La Pietra Ollare
Ai piedi del massiccio del Bernina, in Valtellina, si apre la Valmalenco, una vallata aspra e solcata
dal fiume Mallero. E’ qui che esiste una antichissima attività artigianale, la lavorazione della
pietra ollare: una pietra di un bel colore grigio verdastro opaco, uniforme, molto tenera e quindi facilmente lavorabile specie al tornio.
La pietra ollare che viene estratta da alcune cave in Valmalenco e Valchiavenna, già citata da Plinio il Vecchio nella sua Naturalis Historia, comincia ad essere lavorata in epoca remota.
Il nome ollare deriva dal latino “olla” col significato di pentola, contenitore di olio. Nel passato era usata quasi esclusivamente per la realizzazione di recipienti quali i “lavècc”, gli “stùin” (per cuocere stufati) e i “furàgn” (per conservare formaggi, burro o lardo).
Cantiani nel 1978, in vacanza a Primolo (Valmalenco) durante una passeggiata nei boschi scoprì, lungo i margini di un torrente, il residuo di quello che un tempo era una semplicissima costruzione
il “turn” il tornio. Consisteva in un basso riparo in pietra contenente una apparecchiatura in legno
che fungeva da tornio il cui funzionamento era dovuto al collegamento a delle pale, sempre di legno, che venivano mosse dalla forza dell’acqua deviata dal fiume.
Qui venivano torniti i “ciapùn” blocchi di pietra dal peso variabile di 35/40 Kg estratti dalla cava manualmente con l’uso di un leggero piccone e poi lavorati al tornio.
Da un blocco di pietra venivano ricavati da 4 a 6 “lavècc”, una batteria di pentole di differenti grandezze, da 30 cm di diametro in giù. Gli scarti di lavorazione venivano gettati nel fiume
sottostante.
Cantiani ha rinvenuto questi scarti in grande quantità e li ha raccolti, e trasportati a valle.

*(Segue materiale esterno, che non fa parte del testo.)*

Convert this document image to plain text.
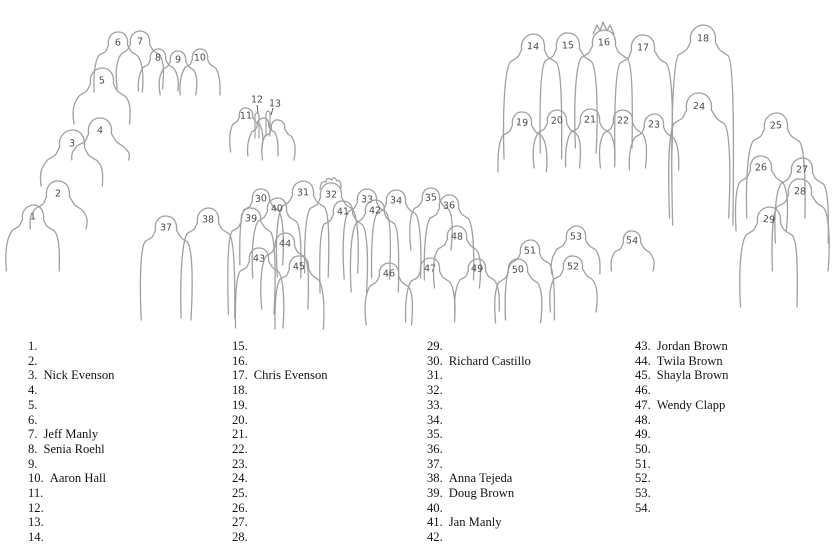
1
2
3
4
5
6 7
8 9 10
11
12 13
14 15 16	17
18
19 20 21 22 23
24
25
26	27
28
29
30
31 32 33 34 35
36
37
38	39
40	41 42
43
44
45
46	47
48
49	50
51
52
53	54
1.
2.
3. Nick Evenson
4.
5.
6.
7. Jeff Manly
8. Senia Roehl
9.
10. Aaron Hall
11.
12.
13.
14.
15.
16.
17. Chris Evenson
18.
19.
20.
21.
22.
23.
24.
25.
26.
27.
28.
29.
30. Richard Castillo
31.
32.
33.
34.
35.
36.
37.
38. Anna Tejeda
39. Doug Brown
40.
41. Jan Manly
42.
43. Jordan Brown
44. Twila Brown
45. Shayla Brown
46.
47. Wendy Clapp
48.
49.
50.
51.
52.
53.
54.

I reperti sono in maggior parte a forma di mezzaluna, di varie dimensioni e sono la parte esterna scartata dalla lavorazione, levigati all’interno e al rustico all’esterno dove sono evidenti i segni
delle picconate, oppure di forma circolare, cioè residui di fondelli o di coperchi. Su tutti sono ben evidenti delle scanalature lasciate dalla lavorazione al tornio che li rendono dei pezzi unici,
uno diverso dall’altro.
Cantiani ha immaginato in queste pietre la rappresentazione iconica di reperti pervenuti da altri
mondi extraterrestri. In ogni pezzo Cantiani, tramite l’applicazione di piccole decorazioni astratte, sempre differenti, dipinte con colori acrilici, ha creato un linguaggio comunicativo nuovo, come
dei messaggi provenienti da una cultura sconosciuta, messaggi che ogni fruitore è chiamato a decodificare con la propria sensibilità.
Le “Pietre” di Cantiani vivono in singoli pezzi piuttosto che sovrapposti o incollati su lastre di pietra.
Cantiani è tornato a Primolo per i 10 anni successivi proseguendo le sue ricerche e sperimentazioni e con il tempo sono nati i “piani stellari” “i pianeti” “le meteore” ecc. Ha avuto modo di conoscere le tradizioni millenarie di questa bellissima pietra e ha conosciuto gli artigiani che ancora oggi questa tradizione portano avanti.
Cantiani ha anche disegnato e fatto realizzare al tornio da un artigiano del luogo delle sculture,
tra cui alcuni “Ciapùn meteorite”, un intero blocco al rustico, tagliato a metà, che una volta aperto vi si scopre “un mondo” e dei dei “contenitori astrali” torniti e dipinti sia fuori che dentro.
La cava di Pietra ollare a Primolo in Valtellina
Fase di estrazione del blocco di pietra detto" Ciapùn""
Cantiani segue le fasi della lavorazione al tornio per la realizzazione della scultura da lui progettata.
La scultura "Ciapùn meteorite" terminata. E' ben visibile il blocco chiuso e la sua metà aperta con la parte interna tornita e dipinta da Cantiani.